Каверли обернулся и посмотрел на Камерона: его лицо одеревенело от холода, дыхание вырывалось клубами. Величественность обстановки, по-видимому, ничуть не повлияла на его манеру объяснять. У Каверли было такое ощущение, что Камерон вряд ли видит солнечный свет и горы.
— Внутри гомосферы, — продолжал тот, — мы имеем Тропосферу, стратосферу и — за мезопаузой — мезосферу с кислородом и азотной кислотой, ионизированными на кванты лаймоновской бета-линии, а еще выше — с кислородом и некоторым количеством окиси азота, ионизированными короткими ультрафиолетовыми лучами. Выше мезопаузы плотность электронов составляет сто тысяч на кубический сантиметр. Еще выше она достигает двухсот тысяч, а затем миллиона. Затем общая плотность атомов становится столь незначительной, что плотность электронов падает…
— Пожалуй, пора спускаться, — сказал Каверли. — Темнеет. Не хотите ли вы пойти первым?
Камерон отказался, и, когда Каверли оттолкнулся, он прокричал ему вслед пожелание удачи. Каверли благополучно миновал первый поворот, затем второй, но к третьему повороту стало уже совсем темно, и он упал. Он не ушибся, но, поднявшись на ноги, случайно взглянул вверх и увидел, что доктор Камерон спокойно воспользовался подъемником.
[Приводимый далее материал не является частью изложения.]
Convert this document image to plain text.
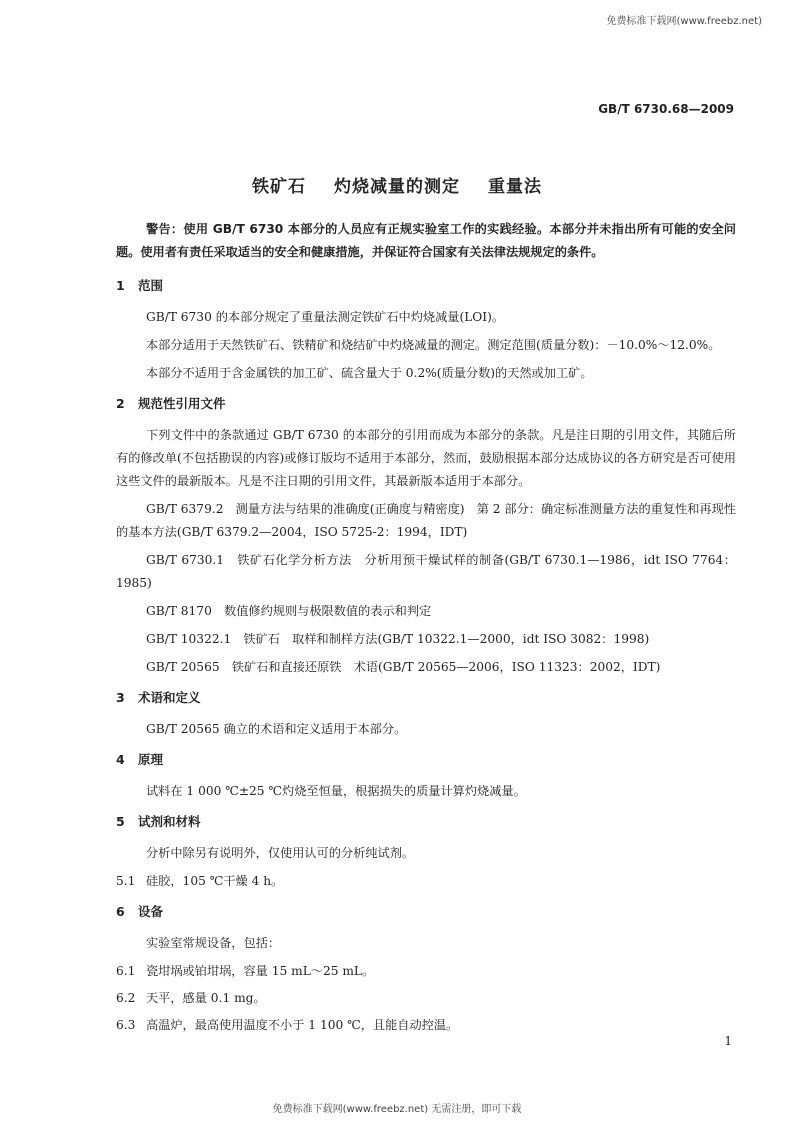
免费标准下载网(www.freebz.net)
GB/T 6730.68—2009
铁矿石 灼烧减量的测定 重量法

警告：使用 GB/T 6730 本部分的人员应有正规实验室工作的实践经验。本部分并未指出所有可能的安全问题。使用者有责任采取适当的安全和健康措施，并保证符合国家有关法律法规规定的条件。

1 范围

GB/T 6730 的本部分规定了重量法测定铁矿石中灼烧减量(LOI)。

本部分适用于天然铁矿石、铁精矿和烧结矿中灼烧减量的测定。测定范围(质量分数)：－10.0%～12.0%。

本部分不适用于含金属铁的加工矿、硫含量大于 0.2%(质量分数)的天然或加工矿。

2 规范性引用文件

下列文件中的条款通过 GB/T 6730 的本部分的引用而成为本部分的条款。凡是注日期的引用文件，其随后所有的修改单(不包括勘误的内容)或修订版均不适用于本部分，然而，鼓励根据本部分达成协议的各方研究是否可使用这些文件的最新版本。凡是不注日期的引用文件，其最新版本适用于本部分。

GB/T 6379.2　测量方法与结果的准确度(正确度与精密度)　第 2 部分：确定标准测量方法的重复性和再现性的基本方法(GB/T 6379.2—2004，ISO 5725-2：1994，IDT)

GB/T 6730.1　铁矿石化学分析方法　分析用预干燥试样的制备(GB/T 6730.1—1986，idt ISO 7764：1985)

GB/T 8170　数值修约规则与极限数值的表示和判定

GB/T 10322.1　铁矿石　取样和制样方法(GB/T 10322.1—2000，idt ISO 3082：1998)

GB/T 20565　铁矿石和直接还原铁　术语(GB/T 20565—2006，ISO 11323：2002，IDT)

3 术语和定义

GB/T 20565 确立的术语和定义适用于本部分。

4 原理

试料在 1 000 ℃±25 ℃灼烧至恒量，根据损失的质量计算灼烧减量。

5 试剂和材料

分析中除另有说明外，仅使用认可的分析纯试剂。

5.1 硅胶，105 ℃干燥 4 h。
6 设备

实验室常规设备，包括：

6.1 瓷坩埚或铂坩埚，容量 15 mL～25 mL。
6.2 天平，感量 0.1 mg。
6.3 高温炉，最高使用温度不小于 1 100 ℃，且能自动控温。
1
免费标准下载网(www.freebz.net) 无需注册，即可下载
Каверли встретился с друзьями возле остановки подъемника и пошел с ними в гостиницу, где они выпили в баре. Через несколько минут появился Камерон со своей свитой, они сели за столик в углу; Каверли хорошо слышал, что говорил Камерон. Судя по всему, профессор не умел приглушать свой пронзительный голос. Он рассказывал о том, как совершил спуск, рассказывал со всякими подробностями о крутых поворотах, о длинном участке пути, усеянном выбоинами, о скоростном спуске по прямой с крутого склона, о снежных наносах. Этот человек в какой-то степени отвечал за национальную безопасность, а положиться на его рассказы о том, как он катается на лыжах, было нельзя. Он всегда настаивал на непреложности истины, а здесь проявил себя непревзойденным лжецом. Это пленило Каверли. Уж не принес ли с собой Камерон на склон горы другое, более тонкое чувство правды? Не рассудил ли, поднимаясь на лифте, что спуск слишком крутой и быстрый ему не по силам? Не предположил ли, что, сознавшись в благоразумной осмотрительности, может отчасти утратить уважение своих сотрудников? Не означало ли его пренебрежение обыденной, житейской правдой какого-то более широкого чувства правды? Каверли не знал, видел ли его Камерон из кресла подъемника.
И вот утром секретарь ввел Каверли в кабинет Камерона.
— Ваш интерес к поэзии, — сразу начал старик, — главная причина того, почему я пригласил вас сюда, ибо что может быть поэтичнее тех сотен тысяч миллионов солнц, которые составляют сверкающее чудо ювелирного искусства нашу Галактику? Эта безграничная мощь совершенно недоступна нашему пониманию. Несомненно, по-видимому, что мы получаем свет свыше чем от миллиарда миллиардов солнц. По самым скромным подсчетам, одна звезда из тысячи имеет планету, пригодную для той или иной формы жизни. Если даже эта оценка завышена в миллион раз, все равно останется сотня миллиардов таких планет в известной нам Вселенной. Хотите работать у меня? — спросил доктор.